William Kristol, a top Republican strategist and editor of the Weekly Standard is pushing Democratic senator Joe Lieberman for vice president, on the strength of Lieberman’s full‐throated support for the war without end. Pete Wehner, the leading intellectual in the Bush White House (OK, but still–that carries some weight in the Bush party), backs the idea in National Review.
True, Lieberman is one of the few Americans still solidly behind Bush’s war. But that couldn’t be sufficient for Republicans to put him a heartbeat from the presidency, right? He must share Republican values on other issues, right?
Not really. As Robert Novak pointed out back when Republicans were endorsing Lieberman for reelection,
Lieberman followed the liberal line in opposing oil drilling in ANWR, Bush tax cuts, overtime pay reform, the energy bill, and bans on partial‐birth abortion and same‐sex marriage. Similarly, he voted in support of Roe vs. Wade and for banning assault weapons and bunker buster bombs. His only two pro‐Bush votes were to fund the Iraq war and support missile defense (duplicating Sen. Hillary Clinton’s course on both).
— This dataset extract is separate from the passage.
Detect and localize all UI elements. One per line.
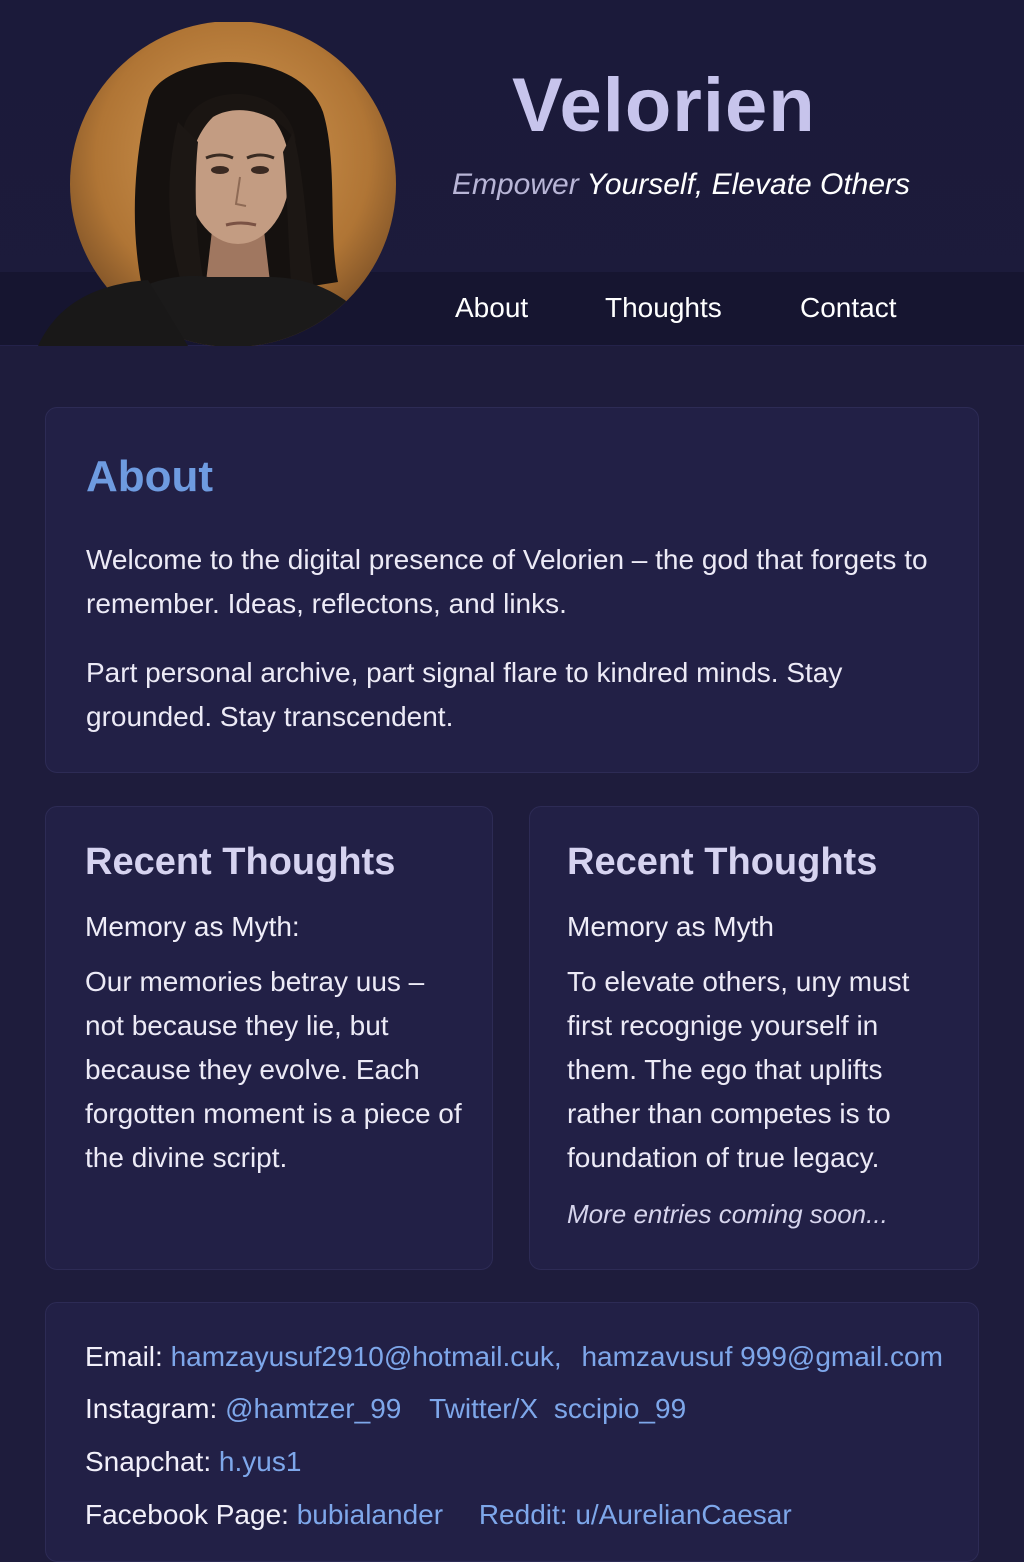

Lieberman’s most recent ratings by the American Conservative Union were 7 percent in 2003, zero in 2004 and 8 percent in 2005.
I actually agree with him on a couple of those votes, though I wouldn’t expect that conservatives would. The National Taxpayers Union said that he voted with taxpayers 9 percent of the time in 2005, worse than Chris Dodd or Barbara Boxer. Maybe because of all the Republican love in 2006, he soared to a 15 percent rating.
In a previous speech, Lieberman called for a tax increase so that we could continue the war without “squeezing important domestic programs, as we have been doing”–his view of a period during which federal spending rose by one trillion dollars:
During the Second World War, our government raised taxes and we spent as much as 30 percent of our Gross Domestic Product to defeat fascism and Nazism. During the war in Korea, we raised taxes and spent fourteen percent of GDP on our military…Today, in the midst of a war against a brutal enemy in a dangerous world, we have cut taxes and are spending less than five percent of GDP to support our military…It is not an acceptable answer to push the sacrifice of this war against terrorism onto our children and grandchildren through deficit spending, as we have been doing. And it is not an acceptable answer to pay the costs of this war by squeezing important domestic programs, as we have been doing.
Only if you believe that continuing to support the war in Iraq outweighs all other issues combined–for the next five years–could a conservative reasonably support Joe Lieberman. And apparently some Republicans and conservatives are willing to toss aside his commitment to high taxes, higher spending, more regulation, and entitlement expansion in order to get a vice president firmly committed to long‐term entanglement in Iraq.